Are Varves Annual? A quick response to some objections

A reader left the following comment on my last article:

"Just to play Devil's...or I suppose "Ken Ham's" advocate, the AiG article Green River Blues goes into detail about the existence of cross-varve fossilized fishes that are intact.

The AiC article (linked on my previous comment) goes into this a LITTLE bit (uses Bog People as an example of preservation) but doesn't show quite enough of the evidence to show why the fossils appearing don't support YEC.

Then again, they still have to deal with all of the ridiculous drying/wetting/pooping found in the Zindler article..."

I responded thus:

Good questions. Remember one thing always: Modern uniformitarianism accounts for catastrophe as well as gradual deposition. AiG often likes to caricature this methodology as relying only on long periods of time to create things, when it doesn't.

Obviously some of these varves were laid down catastrophically. But can we tell the difference between the varves laid down annually and those laid down catastrophically? Yes.

(Underneath the second picture it discusses varves)

He also has an article about fish preservation: (Scroll down to the fish picture and begin reading underneath it):

Berkeley has a page on the Green River formation:

"Approximately 60 vertebrate taxa have been found at Green River, including fish, reptiles, birds and mammals. Eleven species of reptiles have been found, including one species of snake, Boavus idelmani.

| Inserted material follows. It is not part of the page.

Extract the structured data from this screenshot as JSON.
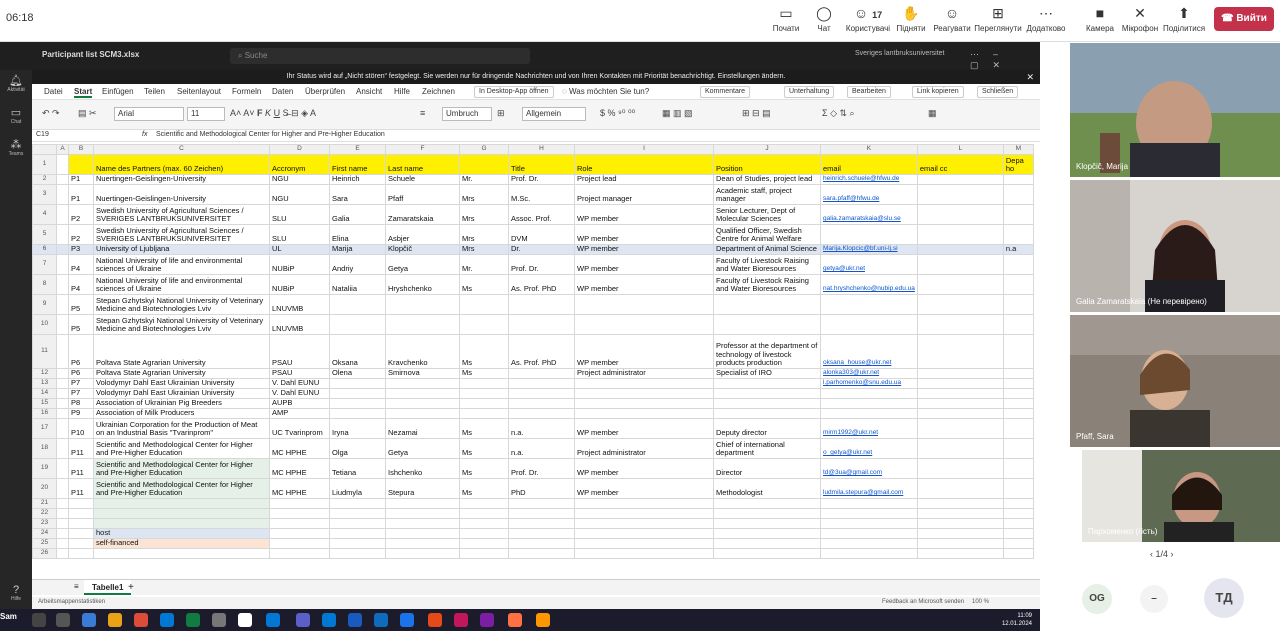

Invertebrate fossils are abundant, with remnants of snails and insects being common. The plant fossils, including many reeds, leaves and wood specimens, are also very prevalent at Green River. A large majority of known fossils are fragmentary but some complete skeletons exist of fish, birds, reptiles and one mammal, Brachianodon westorum."

So in essence, most of the fossils are fragmentary while a very few are well preserved. That seems in line with the modern day interpretation. Also, on the same page is a paragraph about how the lake was dated. Pretty Good Stuff.